Lebanese Cabbage Salad (Print View)

Vibrant cabbage salad with fresh herbs, vegetables, and zesty lemon dressing. Vegan and ready in 15 minutes.

# What You'll Need:

→ Vegetables

01 - 1 small head green cabbage, finely shredded (approximately 1.3 pounds)
02 - 1 large tomato, diced
03 - 1 small cucumber, diced
04 - 4 green onions, thinly sliced

→ Fresh Herbs

05 - 1 cup fresh parsley, finely chopped
06 - 1/2 cup fresh mint leaves, finely chopped

→ Dressing

07 - 1/4 cup freshly squeezed lemon juice
08 - 3 tablespoons extra-virgin olive oil
09 - 1 garlic clove, minced
10 - 1/2 teaspoon sea salt
11 - 1/4 teaspoon freshly ground black pepper

# Step-by-Step Directions:

01 - In a large mixing bowl, combine the shredded cabbage, diced tomato, cucumber, and green onions.
02 - Add the chopped parsley and mint, and toss gently to mix all ingredients evenly.
03 - In a small bowl, whisk together the lemon juice, olive oil, minced garlic, salt, and pepper until well blended.
04 - Pour the dressing over the salad and toss thoroughly to coat all vegetables and herbs uniformly.
05 - Taste and adjust seasoning as needed.
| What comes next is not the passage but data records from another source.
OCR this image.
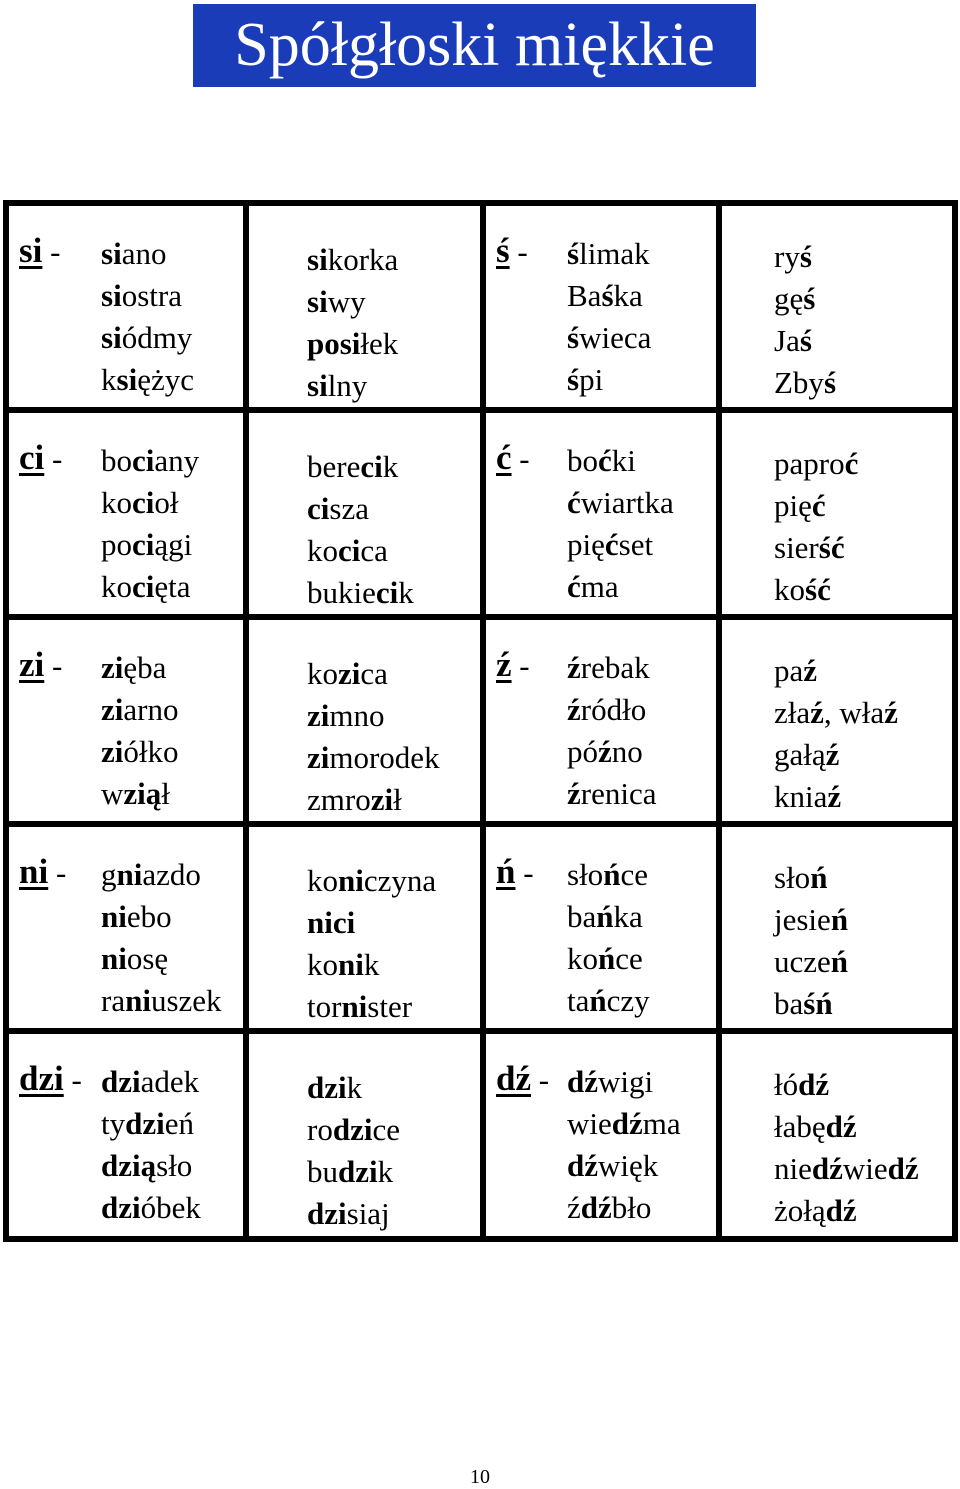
Spółgłoski miękkie
si - siano
siostra
siódmy
księżyc
sikorka
siwy
posiłek
silny
ś - ślimak
Baśka
świeca
śpi
ryś
gęś
Jaś
Zbyś
ci - bociany
kocioł
pociągi
kocięta
berecik
cisza
kocica
bukiecik
ć - boćki
ćwiartka
pięćset
ćma
paproć
pięć
sierść
kość
zi - zięba
ziarno
ziółko
wziął
kozica
zimno
zimorodek
zmroził
ź - źrebak
źródło
późno
źrenica
paź
złaź, właź
gałąź
kniaź
ni - gniazdo
niebo
niosę
raniuszek
koniczyna
nici
konik
tornister
ń - słońce
bańka
końce
tańczy
słoń
jesień
uczeń
baśń
dzi - dziadek
tydzień
dziąsło
dzióbek
dzik
rodzice
budzik
dzisiaj
dź - dźwigi
wiedźma
dźwięk
źdźbło
łódź
łabędź
niedźwiedź
żołądź
10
Serve immediately, or chill for 10 to 15 minutes to allow flavors to meld.

# Expert Suggestions:

01 -
  • It stays crunchy for hours, so you can make it ahead without worrying about soggy greens.
  • The mint and lemon wake up your taste buds in a way that feels bright and clean, not heavy.
  • You can prep the whole thing in the time it takes to heat up leftovers.
  • It works as a side dish or a light meal on its own, especially on hot days when you dont want to turn on the stove.
02 -
  • If you dress the salad more than an hour ahead, the salt will draw water out of the tomatoes and cucumber, so add them just before serving if you are making it early.
  • Cabbage can taste bitter if its old or stored too long, so smell the core before you shred it and skip any heads that smell sulfurous.
  • The garlic gets stronger the longer it sits in the dressing, so if you are sensitive to raw garlic, let the dressing sit for five minutes and taste it before adding more.
03 -
  • Massage the shredded cabbage with a pinch of salt for a minute before adding the other ingredients to soften it slightly and reduce any bitterness.
  • Let the dressing sit for five minutes before tossing so the garlic mellows and the flavors blend together.
  • Use a salad spinner to dry the herbs after washing them, wet herbs will dilute the dressing and make everything taste watery.